For nuclear, EPA estimates that keeping the approximately 6 GW of existing capacity that the Energy Information Agency (EIA) has characterized as “at risk” would cost $12–17 per ton. This is consistent with economic analyses of new units at the Vogtle plant in Georgia that assume it is in the money at carbon prices of $10–20 per ton. There’s no discussion of how relicensing and expiration of second licenses for existing units plays into this calculation—I’m sure that there are at least some units whose second 20-year license will expire in the 2020s but I’m not sure how many. My guess is that 6 GW of at-risk nuclear is a serious underestimate, particularly when combined with the level of other renewables assumed in EPA’s targets.
Remember that neither the additional renewables or preserved nuclear is integrated into their dispatch model and so doesn’t take account of electricity market equilibrium effects. It would be interesting to see how many of the nuclear units remain operational in IPM if the model is forced to implement the renewables target without some sort of explicit carbon price. Given that the rule allows but doesn’t require cap-and-trade for compliance, this is a real possibility.
Building Block 4: Energy Efficiency.
EPA takes the EIA electricity demand forecast (about 1% annual growth) and then modifies it on a state-by-state basis by adding in a reduction factor to account for demand-side efficiency programs. The assumed levelized cost of this program is 8–10₵ per kwh. Interestingly, this may be higher than for distributed generation on the timescale of the rule. Marginal abatement cost is estimated by using IPM output for reference and policy cases and comparing that to program costs and estimated energy savings. The bottom line number is $18–24 per ton of CO2. EPA uses the EIA’s AEO as its reference demand forecast. This is likely to inflate the baseline for a variety of reasons. Also, EPA relies on questionable (albeit improving) EIA utility self-reported data to estimate the effectiveness of efficiency programs.

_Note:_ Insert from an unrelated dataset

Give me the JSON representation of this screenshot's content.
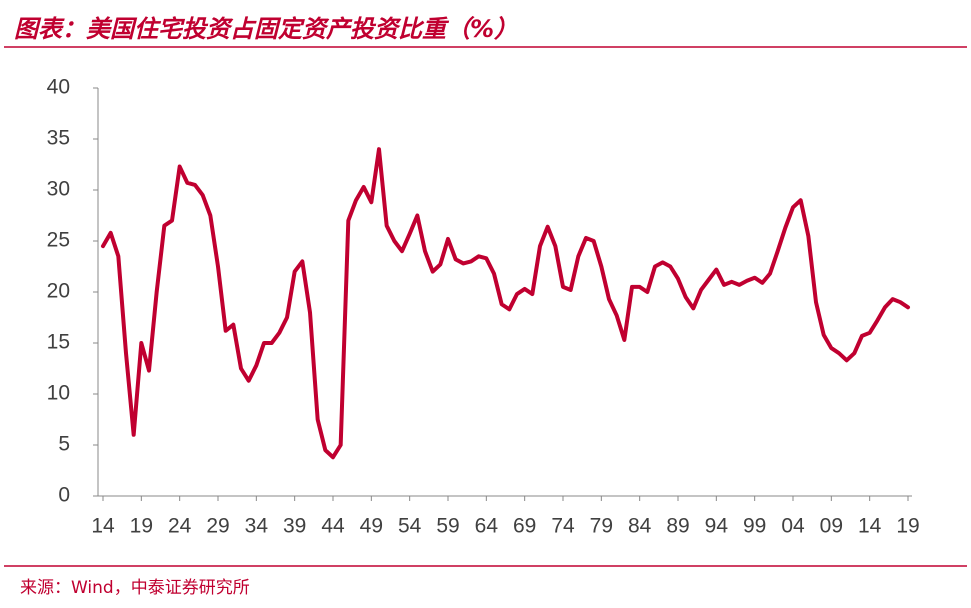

A lot of this information is in the GHG Abatement Measures TSD.
To me, this whole thing is reminiscent of California—lots of shadow carbon prices that are higher and lower than the visible power sector price that’s driving the cost-effective abatement strategy—redispatch. And it makes a fantastic argument for legislative action to implement a simpler and more cost-effective policy. Why can’t we just have a carbon tax and cut my FICA withholding already?